Les quatre mis en cause contestent les accusations
Au cours de leurs auditions, les quatre personnes placées en garde à vue auraient catégoriquement réfuté les accusations formulées par Pape Abdoulaye Touré.
Selon les éléments rapportés par la presse, les deux vigiles reconnaissent avoir appréhendé l’activiste, mais soutiennent l’avoir ensuite remis aux gendarmes présents dans le secteur. Ils contestent en revanche toute violence à son encontre.
De son côté, l’un des agents du COUD nie avoir été présent sur les lieux au moment des faits.
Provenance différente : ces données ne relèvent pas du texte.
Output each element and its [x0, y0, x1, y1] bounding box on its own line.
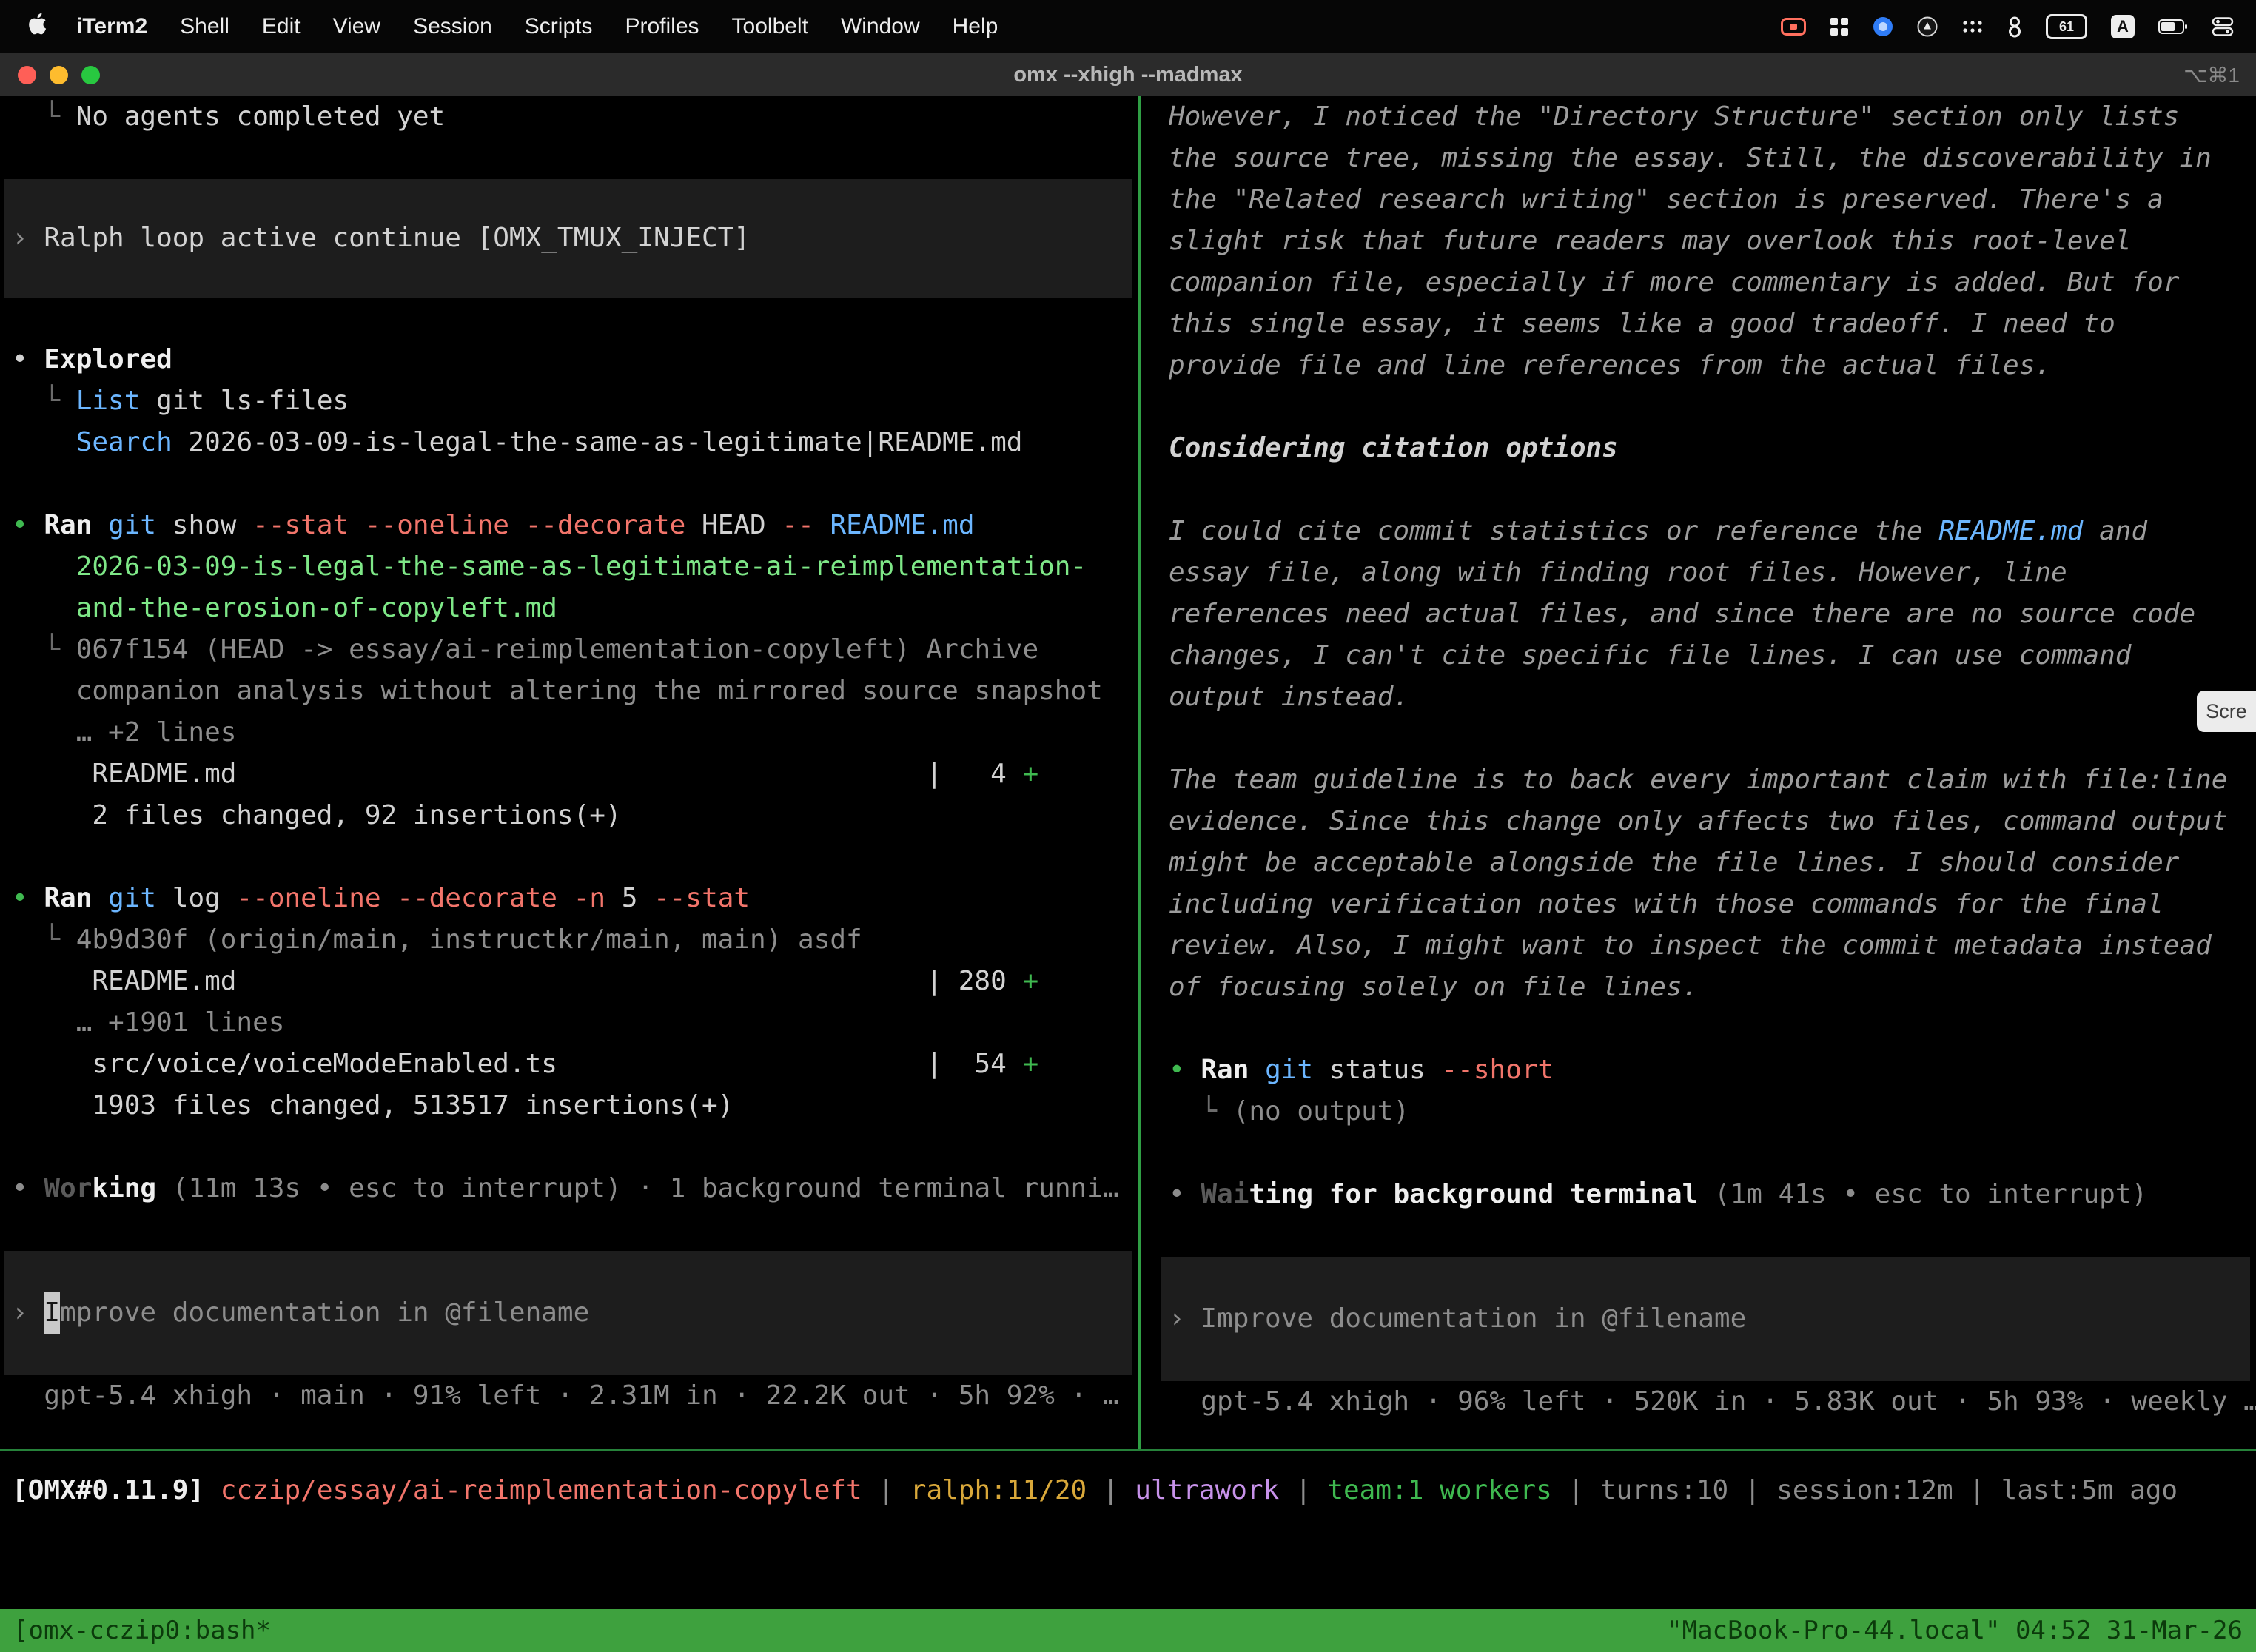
traffic-lights: [18, 66, 100, 84]
terminal-line: including verification notes with those …: [1169, 884, 2256, 925]
terminal-line: of focusing solely on file lines.: [1169, 967, 2256, 1008]
terminal-line: … +2 lines: [12, 712, 1138, 753]
tmux-host-clock: "MacBook-Pro-44.local" 04:52 31-Mar-26: [1667, 1616, 2243, 1645]
menu-scripts[interactable]: Scripts: [508, 14, 609, 39]
terminal-line: review. Also, I might want to inspect th…: [1169, 925, 2256, 967]
terminal-line: changes, I can't cite specific file line…: [1169, 635, 2256, 676]
terminal-line: • Explored: [12, 339, 1138, 380]
terminal-line: output instead.: [1169, 676, 2256, 718]
screen-recording-stop-icon[interactable]: [1781, 18, 1806, 36]
macos-menu-bar: iTerm2 Shell Edit View Session Scripts P…: [0, 0, 2256, 53]
menu-iterm2[interactable]: iTerm2: [60, 14, 164, 39]
terminal-line: └ 4b9d30f (origin/main, instructkr/main,…: [12, 919, 1138, 961]
terminal-line: 2026-03-09-is-legal-the-same-as-legitima…: [12, 546, 1138, 588]
terminal-line: └ List git ls-files: [12, 380, 1138, 422]
zoom-button[interactable]: [81, 66, 100, 84]
close-button[interactable]: [18, 66, 36, 84]
terminal-line: this single essay, it seems like a good …: [1169, 303, 2256, 345]
terminal-line: README.md | 280 +: [12, 961, 1138, 1002]
window-title-bar: omx --xhigh --madmax ⌥⌘1: [0, 53, 2256, 97]
terminal-line: companion analysis without altering the …: [12, 671, 1138, 712]
menu-view[interactable]: View: [317, 14, 397, 39]
terminal-line: • Waiting for background terminal (1m 41…: [1169, 1174, 2256, 1215]
terminal-line: However, I noticed the "Directory Struct…: [1169, 96, 2256, 138]
terminal-line: slight risk that future readers may over…: [1169, 221, 2256, 262]
terminal-line: 2 files changed, 92 insertions(+): [12, 795, 1138, 836]
terminal-line: The team guideline is to back every impo…: [1169, 759, 2256, 801]
terminal-line: Search 2026-03-09-is-legal-the-same-as-l…: [12, 422, 1138, 463]
left-pane: └ No agents completed yet › Ralph loop ac…: [0, 96, 1138, 1449]
composer-input[interactable]: › Improve documentation in @filename: [1161, 1257, 2250, 1381]
apple-menu[interactable]: [21, 13, 60, 41]
omx-global-status: [OMX#0.11.9] cczip/essay/ai-reimplementa…: [0, 1470, 2256, 1511]
terminal-line: • Ran git show --stat --oneline --decora…: [12, 505, 1138, 546]
terminal-line: the source tree, missing the essay. Stil…: [1169, 138, 2256, 179]
menu-help[interactable]: Help: [936, 14, 1015, 39]
terminal-line: • Ran git status --short: [1169, 1050, 2256, 1091]
terminal-line: • Working (11m 13s • esc to interrupt) ·…: [12, 1168, 1138, 1209]
terminal-line: README.md | 4 +: [12, 753, 1138, 795]
terminal-line: the "Related research writing" section i…: [1169, 179, 2256, 221]
window-shortcut-badge: ⌥⌘1: [2183, 63, 2240, 87]
dots-grid-icon[interactable]: [1961, 19, 1984, 35]
terminal-line: … +1901 lines: [12, 1002, 1138, 1044]
terminal-line: companion file, especially if more comme…: [1169, 262, 2256, 303]
menu-session[interactable]: Session: [397, 14, 508, 39]
terminal-line: references need actual files, and since …: [1169, 594, 2256, 635]
figure-8-icon[interactable]: [2007, 16, 2022, 38]
battery-badge-icon[interactable]: 61: [2046, 14, 2087, 39]
omx-status-line: [OMX#0.11.9] cczip/essay/ai-reimplementa…: [12, 1470, 2256, 1511]
menu-shell[interactable]: Shell: [164, 14, 246, 39]
terminal-line: essay file, along with finding root file…: [1169, 552, 2256, 594]
terminal-line: └ 067f154 (HEAD -> essay/ai-reimplementa…: [12, 629, 1138, 671]
tmux-session-window: [omx-cczip0:bash*: [13, 1616, 271, 1645]
menu-items: iTerm2 Shell Edit View Session Scripts P…: [0, 13, 1014, 41]
control-center-icon[interactable]: [2212, 16, 2234, 38]
model-status-line: gpt-5.4 xhigh · 96% left · 520K in · 5.8…: [1169, 1381, 2256, 1423]
menu-edit[interactable]: Edit: [246, 14, 317, 39]
composer-input[interactable]: › Improve documentation in @filename: [4, 1251, 1132, 1375]
menu-status-icons: 61 A: [1781, 14, 2256, 39]
input-source-icon[interactable]: A: [2111, 15, 2135, 38]
apple-icon: [28, 13, 47, 41]
terminal-line: provide file and line references from th…: [1169, 345, 2256, 386]
pane-bottom-border: [0, 1449, 2256, 1451]
minimize-button[interactable]: [50, 66, 68, 84]
dark-app-icon[interactable]: [1917, 16, 1938, 37]
window-grid-icon[interactable]: [1830, 17, 1849, 36]
terminal-content: └ No agents completed yet › Ralph loop ac…: [0, 96, 2256, 1449]
window-title: omx --xhigh --madmax: [0, 63, 2256, 87]
terminal-line: evidence. Since this change only affects…: [1169, 801, 2256, 842]
terminal-line: Considering citation options: [1169, 428, 2256, 469]
terminal-line: └ (no output): [1169, 1091, 2256, 1132]
tmux-status-bar: [omx-cczip0:bash* "MacBook-Pro-44.local"…: [0, 1609, 2256, 1652]
terminal-line: might be acceptable alongside the file l…: [1169, 842, 2256, 884]
terminal-line: └ No agents completed yet: [12, 96, 1138, 138]
model-status-line: gpt-5.4 xhigh · main · 91% left · 2.31M …: [12, 1375, 1138, 1417]
terminal-line: src/voice/voiceModeEnabled.ts | 54 +: [12, 1044, 1138, 1085]
menu-profiles[interactable]: Profiles: [608, 14, 715, 39]
terminal-line: 1903 files changed, 513517 insertions(+): [12, 1085, 1138, 1126]
menu-toolbelt[interactable]: Toolbelt: [716, 14, 825, 39]
blue-app-icon[interactable]: [1873, 16, 1893, 37]
menu-window[interactable]: Window: [825, 14, 936, 39]
screen-share-button[interactable]: Scre: [2197, 691, 2256, 732]
battery-icon[interactable]: [2158, 19, 2188, 35]
ralph-loop-banner: › Ralph loop active continue [OMX_TMUX_I…: [4, 179, 1132, 298]
pane-divider[interactable]: [1138, 96, 1141, 1449]
right-pane: However, I noticed the "Directory Struct…: [1151, 96, 2256, 1449]
terminal-line: • Ran git log --oneline --decorate -n 5 …: [12, 878, 1138, 919]
terminal-line: I could cite commit statistics or refere…: [1169, 511, 2256, 552]
terminal-line: and-the-erosion-of-copyleft.md: [12, 588, 1138, 629]
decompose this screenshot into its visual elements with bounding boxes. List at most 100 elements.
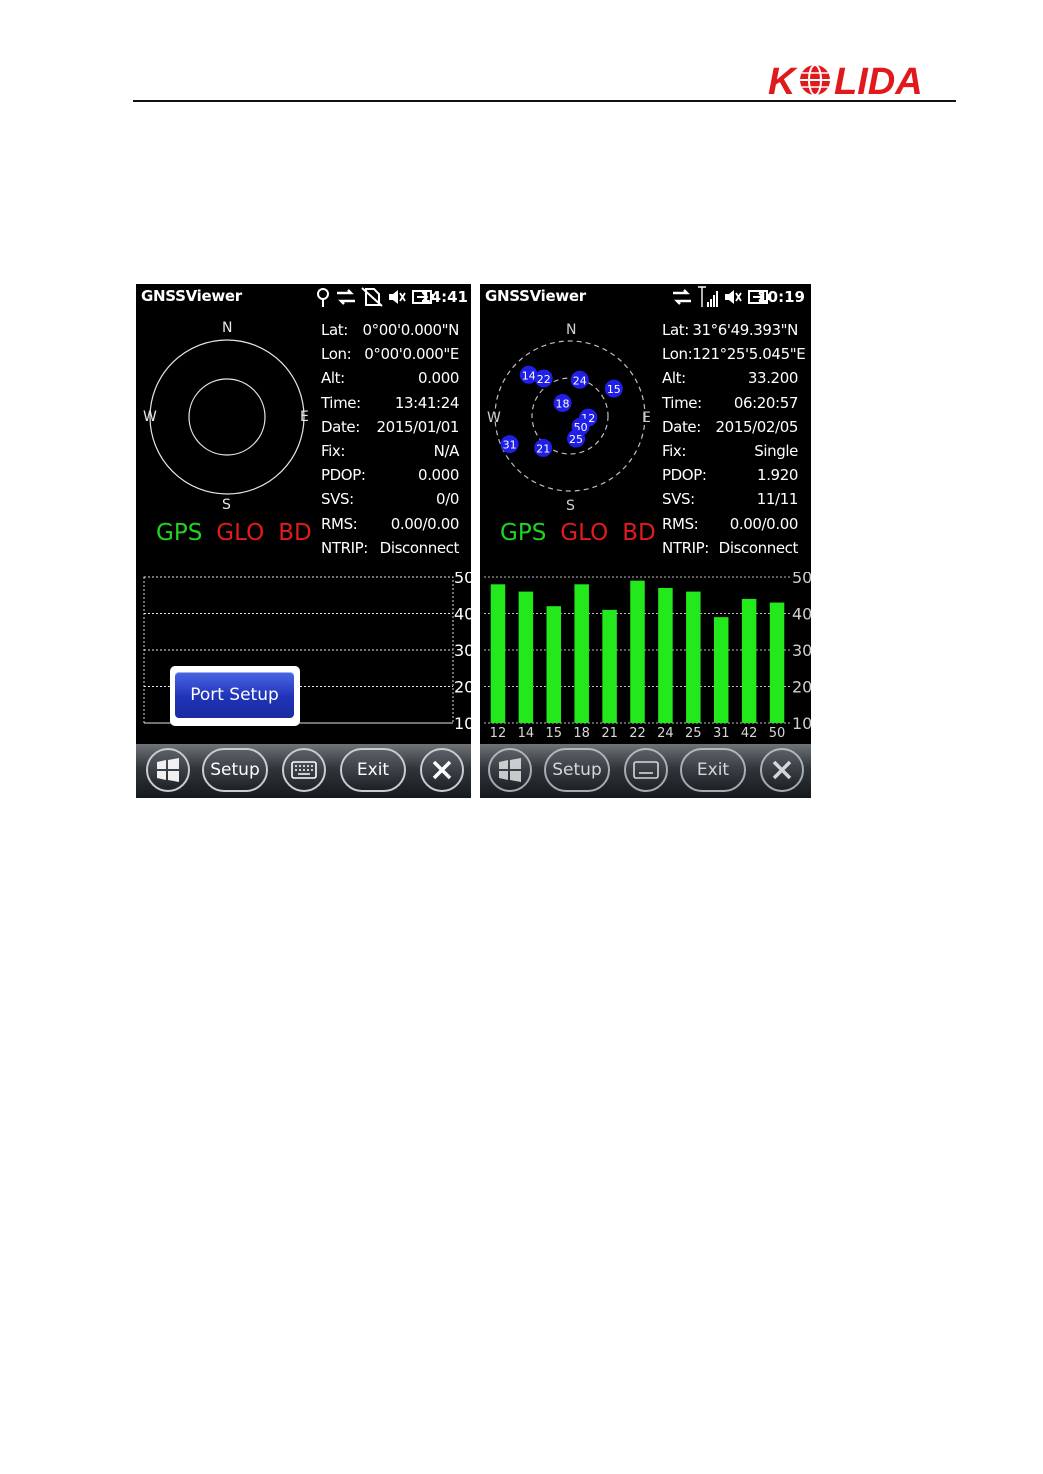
position-info-panel: Lat: 31°6'49.393"N Lon: 121°25'5.045"E Alt: 3… (662, 318, 806, 560)
satellite-id: 14 (522, 369, 536, 382)
snr-bar (769, 602, 785, 723)
satellite-prn-label: 50 (769, 726, 786, 740)
info-value: N/A (433, 441, 460, 460)
info-value: Disconnect (718, 538, 799, 557)
info-row: Fix: N/A (321, 439, 459, 463)
keyboard-icon[interactable] (624, 748, 668, 792)
info-value: Disconnect (379, 538, 460, 557)
satellite-marker[interactable]: 21 (534, 438, 553, 457)
y-tick-label: 40 (454, 605, 471, 624)
app-title: GNSSViewer (141, 287, 242, 305)
info-row: Time: 06:20:57 (662, 391, 798, 415)
y-tick-label: 50 (792, 572, 811, 587)
port-setup-button[interactable]: Port Setup (175, 672, 294, 718)
close-icon[interactable] (760, 748, 804, 792)
satellite-id: 18 (556, 398, 570, 411)
satellite-id: 24 (573, 374, 587, 387)
svg-text:LIDA: LIDA (834, 61, 923, 100)
gps-label[interactable]: GPS (156, 520, 202, 546)
y-tick-label: 50 (454, 572, 471, 587)
glo-label[interactable]: GLO (560, 520, 608, 546)
constellation-legend: GPS GLO BD (156, 520, 312, 546)
gps-label[interactable]: GPS (500, 520, 546, 546)
satellite-prn-label: 22 (629, 726, 646, 740)
info-label: Lat: (321, 321, 348, 339)
snr-bar (546, 606, 562, 723)
speaker-muted-icon[interactable] (723, 288, 743, 306)
gnssviewer-screen-disconnected: GNSSViewer 14:41 N S W E GPS GLO BD Lat:… (136, 284, 471, 798)
speaker-muted-icon[interactable] (387, 288, 407, 306)
y-tick-label: 30 (792, 641, 811, 660)
snr-bar-chart: 50 40 30 20 10 12 14 15 18 21 22 24 25 31 42 50 (480, 572, 811, 740)
satellite-id: 15 (607, 383, 621, 396)
snr-bar (713, 617, 729, 723)
info-label: Alt: (662, 369, 686, 388)
snr-bar (518, 591, 534, 723)
info-row: Date: 2015/01/01 (321, 415, 459, 439)
info-value: Single (754, 441, 798, 460)
svg-text:K: K (768, 61, 798, 100)
info-value: 31°6'49.393"N (692, 321, 798, 339)
exit-button[interactable]: Exit (680, 748, 746, 792)
info-value: 0.00/0.00 (390, 514, 460, 533)
sync-arrows-icon[interactable] (671, 288, 693, 306)
bd-label[interactable]: BD (278, 520, 312, 546)
info-label: Fix: (321, 441, 346, 460)
info-row: Lat: 31°6'49.393"N (662, 318, 798, 342)
app-title: GNSSViewer (485, 287, 586, 305)
satellite-marker[interactable]: 14 (519, 365, 538, 384)
info-row: Alt: 0.000 (321, 366, 459, 390)
glo-label[interactable]: GLO (216, 520, 264, 546)
info-label: Fix: (662, 441, 687, 460)
info-label: Time: (321, 393, 361, 412)
satellite-marker[interactable]: 18 (553, 394, 572, 413)
snr-bar (630, 580, 645, 723)
close-icon[interactable] (420, 748, 464, 792)
info-row: Time: 13:41:24 (321, 391, 459, 415)
setup-button[interactable]: Setup (544, 748, 610, 792)
satellite-prn-label: 42 (741, 726, 758, 740)
info-row: RMS: 0.00/0.00 (321, 512, 459, 536)
no-sim-icon (361, 287, 383, 307)
info-label: SVS: (321, 490, 354, 509)
info-value: 0.000 (418, 466, 459, 485)
satellite-marker[interactable]: 24 (570, 370, 589, 389)
compass-s: S (222, 497, 231, 513)
info-label: PDOP: (662, 466, 707, 485)
satellite-prn-label: 31 (713, 726, 730, 740)
satellite-marker[interactable]: 25 (567, 429, 586, 448)
sync-arrows-icon[interactable] (335, 288, 357, 306)
info-value: 2015/02/05 (715, 417, 799, 436)
satellite-marker[interactable]: 22 (534, 369, 553, 388)
satellite-marker[interactable]: 15 (604, 379, 623, 398)
info-label: NTRIP: (321, 538, 368, 557)
windows-start-icon[interactable] (146, 748, 190, 792)
info-label: Alt: (321, 369, 345, 388)
clock: 14:41 (420, 288, 468, 306)
compass-e: E (642, 410, 651, 426)
info-label: Time: (662, 393, 702, 412)
keyboard-icon[interactable] (282, 748, 326, 792)
port-setup-popup: Port Setup (170, 666, 300, 726)
info-label: Lon: (321, 345, 352, 364)
info-value: 33.200 (747, 369, 798, 388)
info-value: 1.920 (757, 466, 798, 485)
info-row: Lon: 121°25'5.045"E (662, 342, 806, 366)
exit-button[interactable]: Exit (340, 748, 406, 792)
setup-button[interactable]: Setup (202, 748, 268, 792)
gnssviewer-screen-tracking: GNSSViewer 10:19 N S W E 14 22 24 15 18 12 50 2… (480, 284, 811, 798)
satellite-prn-label: 21 (601, 726, 618, 740)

Son implication serait, selon cette version, liée à un échange téléphonique portant notamment sur la vérification du statut d’étudiant de Pape Abdoulaye Touré.
Antoine Diome et le général Moussa Fall toujours cités dans la procédure
Ces quatre arrestations ne mettent pas fin aux interrogations entourant le dossier.
La plainte déposée par Pape Abdoulaye Touré vise également Antoine Félix Diome et le général Moussa Fall, ainsi qu’une personne désignée comme « Chef Sow ». Leur citation dans la plainte ne préjuge toutefois ni de leur implication ni d’une quelconque responsabilité pénale, celles-ci devant être établies dans le cadre de la procédure judiciaire.
Au-delà des quatre gardes à vue, plusieurs questions demeurent donc posées : quelles ont été les circonstances exactes de l’interpellation ? Qui était présent sur les lieux ? Quel a été le rôle de chacun des protagonistes ? Et surtout, que s’est-il réellement passé entre l’interpellation de Pape Abdoulaye Touré et sa prise en charge par les forces de sécurité ?
Autant d’interrogations auxquelles la poursuite de l’enquête et les éventuelles suites judiciaires devront apporter des réponses.
L’affaire Pape Abdoulaye Touré reste ainsi loin d’avoir livré tous ses secrets. Les nouvelles interpellations constituent une étape importante de la procédure, mais elles ne sauraient, à ce stade, préjuger de la culpabilité des personnes concernées.